Reggae music is also known for promoting the use of cannabis also known as herb, or ganja. Some popular artist such as Buju Banton and Capleton, began the Rastafari movement their lyrics and music was more conscious and root direct. Socio-political topics that reggae music touched on was Black Nationalism, anti-racism, anti-colonialism, anti-capitalism, criticism of political systems and "Babylon". There was a generation of musical artists and deejays that had emerged back to the roots of reggae era such as Garnett Silk, Rocker T, Tony Rebel, Sanchez, Luciano, Anthony B and Sizzla. (Reggae, 2011)
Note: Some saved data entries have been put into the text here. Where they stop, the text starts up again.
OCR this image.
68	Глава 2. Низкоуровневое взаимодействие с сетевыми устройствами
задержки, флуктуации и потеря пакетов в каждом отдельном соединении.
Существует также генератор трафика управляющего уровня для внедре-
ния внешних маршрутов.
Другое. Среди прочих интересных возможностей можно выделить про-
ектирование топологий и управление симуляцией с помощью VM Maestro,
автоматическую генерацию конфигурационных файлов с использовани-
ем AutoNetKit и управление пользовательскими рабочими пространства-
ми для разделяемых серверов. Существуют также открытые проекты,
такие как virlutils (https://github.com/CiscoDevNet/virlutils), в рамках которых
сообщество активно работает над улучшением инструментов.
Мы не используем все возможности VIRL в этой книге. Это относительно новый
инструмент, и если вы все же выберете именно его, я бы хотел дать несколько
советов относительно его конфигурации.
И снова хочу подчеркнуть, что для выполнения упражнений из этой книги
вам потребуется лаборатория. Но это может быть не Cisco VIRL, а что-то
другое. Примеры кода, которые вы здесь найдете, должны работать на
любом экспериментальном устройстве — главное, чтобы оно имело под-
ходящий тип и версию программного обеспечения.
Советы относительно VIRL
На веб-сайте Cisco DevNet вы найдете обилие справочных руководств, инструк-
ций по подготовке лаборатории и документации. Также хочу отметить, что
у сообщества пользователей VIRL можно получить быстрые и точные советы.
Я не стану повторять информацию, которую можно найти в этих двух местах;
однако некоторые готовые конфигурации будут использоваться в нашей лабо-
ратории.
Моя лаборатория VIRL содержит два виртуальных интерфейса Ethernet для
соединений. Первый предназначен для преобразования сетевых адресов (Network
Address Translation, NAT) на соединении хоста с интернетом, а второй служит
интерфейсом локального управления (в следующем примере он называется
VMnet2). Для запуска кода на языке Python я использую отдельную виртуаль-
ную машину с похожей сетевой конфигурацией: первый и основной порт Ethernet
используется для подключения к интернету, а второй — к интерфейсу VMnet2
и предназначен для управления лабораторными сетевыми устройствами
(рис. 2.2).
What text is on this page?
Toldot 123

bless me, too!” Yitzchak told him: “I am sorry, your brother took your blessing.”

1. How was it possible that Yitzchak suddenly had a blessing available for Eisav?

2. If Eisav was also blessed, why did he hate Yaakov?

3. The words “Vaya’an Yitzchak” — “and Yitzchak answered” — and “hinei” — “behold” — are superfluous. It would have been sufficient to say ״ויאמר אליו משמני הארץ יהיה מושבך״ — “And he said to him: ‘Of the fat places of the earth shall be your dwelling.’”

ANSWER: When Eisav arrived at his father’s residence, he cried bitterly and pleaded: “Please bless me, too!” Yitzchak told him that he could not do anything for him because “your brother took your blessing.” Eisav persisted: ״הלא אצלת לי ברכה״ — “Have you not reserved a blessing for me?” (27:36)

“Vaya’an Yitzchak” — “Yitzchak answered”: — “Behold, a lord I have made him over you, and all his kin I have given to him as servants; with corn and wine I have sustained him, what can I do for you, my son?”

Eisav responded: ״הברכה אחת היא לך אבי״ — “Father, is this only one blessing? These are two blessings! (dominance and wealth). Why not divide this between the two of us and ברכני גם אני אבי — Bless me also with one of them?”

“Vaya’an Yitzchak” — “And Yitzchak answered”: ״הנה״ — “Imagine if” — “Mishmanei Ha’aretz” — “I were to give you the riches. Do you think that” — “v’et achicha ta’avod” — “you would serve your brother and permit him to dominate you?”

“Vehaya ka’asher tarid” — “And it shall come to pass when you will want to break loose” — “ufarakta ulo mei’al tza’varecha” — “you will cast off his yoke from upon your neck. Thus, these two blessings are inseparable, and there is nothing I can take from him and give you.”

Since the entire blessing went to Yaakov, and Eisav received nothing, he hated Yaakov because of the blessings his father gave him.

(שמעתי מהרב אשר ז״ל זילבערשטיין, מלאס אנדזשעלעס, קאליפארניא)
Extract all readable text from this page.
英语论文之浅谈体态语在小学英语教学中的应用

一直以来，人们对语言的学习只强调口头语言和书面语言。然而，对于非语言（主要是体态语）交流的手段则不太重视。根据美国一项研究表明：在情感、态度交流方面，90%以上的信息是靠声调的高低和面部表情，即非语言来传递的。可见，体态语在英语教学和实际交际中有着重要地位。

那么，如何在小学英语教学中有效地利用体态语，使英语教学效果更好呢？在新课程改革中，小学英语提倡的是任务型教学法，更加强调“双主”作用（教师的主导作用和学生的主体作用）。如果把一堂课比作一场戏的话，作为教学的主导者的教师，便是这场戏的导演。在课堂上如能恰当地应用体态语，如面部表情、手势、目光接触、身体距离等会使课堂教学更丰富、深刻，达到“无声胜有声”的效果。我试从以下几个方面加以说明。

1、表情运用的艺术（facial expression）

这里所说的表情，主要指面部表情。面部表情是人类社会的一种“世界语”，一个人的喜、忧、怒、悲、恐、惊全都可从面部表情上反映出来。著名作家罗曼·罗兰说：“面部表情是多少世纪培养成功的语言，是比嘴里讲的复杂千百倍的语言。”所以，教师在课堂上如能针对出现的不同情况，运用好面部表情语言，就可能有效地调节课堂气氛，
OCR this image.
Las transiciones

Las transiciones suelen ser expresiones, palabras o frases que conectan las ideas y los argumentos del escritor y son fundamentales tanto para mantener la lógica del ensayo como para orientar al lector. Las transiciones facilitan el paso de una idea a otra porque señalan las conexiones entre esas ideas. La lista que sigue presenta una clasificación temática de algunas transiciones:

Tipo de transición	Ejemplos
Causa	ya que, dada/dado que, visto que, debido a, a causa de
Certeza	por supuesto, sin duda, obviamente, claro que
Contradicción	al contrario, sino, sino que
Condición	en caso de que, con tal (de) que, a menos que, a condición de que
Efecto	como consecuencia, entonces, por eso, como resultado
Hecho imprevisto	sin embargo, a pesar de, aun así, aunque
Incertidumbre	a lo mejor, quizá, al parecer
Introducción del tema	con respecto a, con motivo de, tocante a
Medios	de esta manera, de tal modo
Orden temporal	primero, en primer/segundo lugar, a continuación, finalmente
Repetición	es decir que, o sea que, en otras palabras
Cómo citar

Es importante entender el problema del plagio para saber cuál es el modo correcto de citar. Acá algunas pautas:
Dancehall music had originated during the late 1970s. Dancehall music owes its moniker to the Jamaican dance halls in which popular Jamaican recordings were played by local deejays. It began in the late 1940s among people from the inner city of Kingston, Jamaica who were not able to participate in dances uptown. Social and political changes in late-1970s Jamaica were reflected in the shift away from the more internationally oriented roots reggae towards a style geared more towards local consumption. Musical themes of social injustice, repatriation and the Rastafari movement were overtaken by lyrics about dancing, violence, and sexuality (Dancehall, 2011).
A trend that was rising in dancehall was sound clash albums which feature rival deejays or artists competing head-to-head for the appreciation of the audience. With sound clashes rivalries started to grow and the violence came. Two of the biggest artists of the early dancehall era were Yellow-man and Eek-a-Mouse but instead of giving into violence they chose humor. Yellowman was the first Jamaican artist to sign to a major American record label. Follow that emergence of female artists in dancehall music, including: Sister Charmaine, Lady G, Lady Junie, Junie Ranks, Lady Saw, Sister Nancy and Shelly Thunder. (Dancehall, 2011)
Dancehall artists have been criticized for their violence, sexual and homophobia lyrics. Artists targeted by the homophobia group including Beenie Man, Elephant Man, TOK, Bounty Killa, Vybz Kartel and Buju Banton. Buju Banton's song "Boom Bye-Bye" states that gays "haffi dead". The controversy surrounding homophobia lyrics has led to the cancellation of tours due to artists refusing to conform to censorship pressures. After lobbying from the Stop Murder Music coalition, the dancehall music industry agreed in 2005 to stop releasing songs that promote hatred and violence against gay people (Dancehall, 2011).
During the mid-twentieth century, the immigration of Caribbean inhabitants to large cities played a major role in spreading the music of the region. New-York City and Miami in particular, emerged as large centers for Latin and West Indian popular music. The music of the Caribbean is a diverse grouping of musical genres synthesized from African, European, Indian and native influences, created by the descendants of African slaves. Such variety and diversity depicts the talent of Caribbean ancestors, and the melting pot of cultures which make up the Caribbean today. Caribbean music moves the spirit, releases tension, influences nations and can either calm or excite masses. In my Caribbean island of St.Lucia and many others, music tells a story. I believe that we live for the music, through the music and by the music.